Currently, I am reading a book: Tiananmen Square “Massacre”? The Power of Words vs. Silent Evidence which is available in Amazon. Excerpts from the book description;
The so-called Tiananmen Square “Massacre” is one of the most misleading events the US government and the Western media have used to demonize the Chinese government each and every year since 1989. There was ample silent evidence in the images produced by the Western media that told the story of a highly restrained and caring Chinese government facing a protest similar to those in the West at various stages of their economic development. However, the West and anti-communist forces had capitalized on the situation in 1989 to fuel the public’s anger, intending to overthrow a good government. How the Western media lied about a massacre given the silent evidence that suggests otherwise, and the moral implications of Western powers making use of common pain and dissatisfaction within an economic cycle of a society to justify the overthrowing of governments across the globe are issues that this book is structured to explore.
The concept of good governance, human rights and freedom is a complex one. Incidents of government crackdowns on protesters are as frequent in the West as anywhere else. The only difference is that the West has a highly sophisticated, well-funded, well-established and well-controlled media industry run by a handful of big corporations with an agenda. Without their agenda-based support, victims of government oppression in the West will hardly ever be noticed by the wider Western community and the world.

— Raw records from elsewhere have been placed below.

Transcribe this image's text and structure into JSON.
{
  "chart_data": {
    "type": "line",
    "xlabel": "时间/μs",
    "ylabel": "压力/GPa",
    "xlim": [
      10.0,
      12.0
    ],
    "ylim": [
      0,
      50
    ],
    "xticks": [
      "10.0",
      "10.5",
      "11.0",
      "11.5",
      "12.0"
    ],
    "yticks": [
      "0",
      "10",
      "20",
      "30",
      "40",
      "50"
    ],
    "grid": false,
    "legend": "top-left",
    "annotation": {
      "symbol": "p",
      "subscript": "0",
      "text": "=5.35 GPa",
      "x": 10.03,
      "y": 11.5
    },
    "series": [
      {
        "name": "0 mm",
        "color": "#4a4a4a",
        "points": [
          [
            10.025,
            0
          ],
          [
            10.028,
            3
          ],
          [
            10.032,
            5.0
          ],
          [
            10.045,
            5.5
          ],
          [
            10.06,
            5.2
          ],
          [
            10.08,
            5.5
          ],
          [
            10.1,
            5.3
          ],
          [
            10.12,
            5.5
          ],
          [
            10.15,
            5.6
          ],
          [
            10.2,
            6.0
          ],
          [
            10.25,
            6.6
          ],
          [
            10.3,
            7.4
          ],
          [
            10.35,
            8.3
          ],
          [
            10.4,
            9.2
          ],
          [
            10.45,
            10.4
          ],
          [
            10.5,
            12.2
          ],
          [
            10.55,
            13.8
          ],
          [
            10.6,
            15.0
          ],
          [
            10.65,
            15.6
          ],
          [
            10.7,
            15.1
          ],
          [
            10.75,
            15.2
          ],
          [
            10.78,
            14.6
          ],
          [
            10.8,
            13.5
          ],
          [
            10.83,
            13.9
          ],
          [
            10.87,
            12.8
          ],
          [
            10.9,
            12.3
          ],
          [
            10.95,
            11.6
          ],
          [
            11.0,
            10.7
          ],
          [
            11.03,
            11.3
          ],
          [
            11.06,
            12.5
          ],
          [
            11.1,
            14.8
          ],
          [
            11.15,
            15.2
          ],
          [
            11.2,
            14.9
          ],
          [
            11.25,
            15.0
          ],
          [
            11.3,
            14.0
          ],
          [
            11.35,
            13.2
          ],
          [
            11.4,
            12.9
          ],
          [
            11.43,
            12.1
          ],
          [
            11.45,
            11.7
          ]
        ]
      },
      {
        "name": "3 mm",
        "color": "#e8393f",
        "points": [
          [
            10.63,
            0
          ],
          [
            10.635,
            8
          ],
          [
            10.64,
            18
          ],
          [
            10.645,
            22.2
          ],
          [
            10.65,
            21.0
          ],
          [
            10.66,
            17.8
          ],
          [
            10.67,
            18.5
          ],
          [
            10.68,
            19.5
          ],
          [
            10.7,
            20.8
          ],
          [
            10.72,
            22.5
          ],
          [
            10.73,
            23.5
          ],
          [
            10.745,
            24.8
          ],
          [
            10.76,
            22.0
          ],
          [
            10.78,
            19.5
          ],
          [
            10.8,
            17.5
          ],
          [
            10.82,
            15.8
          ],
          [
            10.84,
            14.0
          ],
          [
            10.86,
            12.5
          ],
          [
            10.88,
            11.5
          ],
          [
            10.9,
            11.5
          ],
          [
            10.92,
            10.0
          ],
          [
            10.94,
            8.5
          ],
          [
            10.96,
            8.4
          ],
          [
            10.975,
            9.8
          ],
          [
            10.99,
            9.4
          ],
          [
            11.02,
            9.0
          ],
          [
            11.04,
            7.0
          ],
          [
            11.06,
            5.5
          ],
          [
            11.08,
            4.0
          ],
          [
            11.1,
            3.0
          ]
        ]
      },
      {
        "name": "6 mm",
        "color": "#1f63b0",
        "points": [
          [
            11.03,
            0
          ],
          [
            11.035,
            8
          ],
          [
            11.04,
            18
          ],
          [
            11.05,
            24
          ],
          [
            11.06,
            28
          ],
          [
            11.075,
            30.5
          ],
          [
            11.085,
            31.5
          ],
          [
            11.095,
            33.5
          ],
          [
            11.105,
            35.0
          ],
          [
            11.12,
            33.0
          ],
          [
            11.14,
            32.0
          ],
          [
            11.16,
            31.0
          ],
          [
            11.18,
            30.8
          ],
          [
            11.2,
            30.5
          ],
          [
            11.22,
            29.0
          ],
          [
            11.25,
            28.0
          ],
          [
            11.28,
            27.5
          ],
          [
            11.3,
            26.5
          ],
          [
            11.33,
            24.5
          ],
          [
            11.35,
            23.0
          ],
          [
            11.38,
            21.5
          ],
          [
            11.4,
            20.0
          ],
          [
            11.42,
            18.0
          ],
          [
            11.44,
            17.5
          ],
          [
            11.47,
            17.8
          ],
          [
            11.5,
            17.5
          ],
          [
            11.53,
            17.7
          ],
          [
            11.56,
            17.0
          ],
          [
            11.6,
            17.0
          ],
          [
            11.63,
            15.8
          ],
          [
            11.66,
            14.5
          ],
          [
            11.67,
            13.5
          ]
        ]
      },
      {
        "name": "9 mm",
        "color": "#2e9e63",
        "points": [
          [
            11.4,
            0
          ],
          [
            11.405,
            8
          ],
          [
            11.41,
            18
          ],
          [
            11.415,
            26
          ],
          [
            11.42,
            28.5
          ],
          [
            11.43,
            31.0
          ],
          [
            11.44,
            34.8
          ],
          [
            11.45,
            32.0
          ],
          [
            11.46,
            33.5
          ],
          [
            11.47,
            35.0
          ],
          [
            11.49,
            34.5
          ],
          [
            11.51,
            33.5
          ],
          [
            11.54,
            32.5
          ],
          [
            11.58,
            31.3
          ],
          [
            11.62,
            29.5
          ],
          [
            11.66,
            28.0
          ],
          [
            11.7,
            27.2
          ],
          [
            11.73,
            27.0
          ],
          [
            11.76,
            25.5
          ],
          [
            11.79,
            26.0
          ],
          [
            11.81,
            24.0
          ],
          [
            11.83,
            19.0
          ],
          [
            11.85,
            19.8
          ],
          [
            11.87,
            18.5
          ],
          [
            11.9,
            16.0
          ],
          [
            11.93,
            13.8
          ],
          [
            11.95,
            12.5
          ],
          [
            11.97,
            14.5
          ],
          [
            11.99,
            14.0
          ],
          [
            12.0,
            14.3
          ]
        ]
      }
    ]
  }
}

To prove such a point, I have included in my analysis the history of protest management in the US and the creative techniques used by the US authorities against the Occupy Wall Street protesters.
One should always bear in mind that the concepts of good governance, human rights and freedom can only be objectively assessed through the power of comparison. The truth can only be found through filtering the indoctrinated messages propagated by the mainstream media. It is important for one to always think for themselves, and to observe the logic and images beyond the media rhetoric.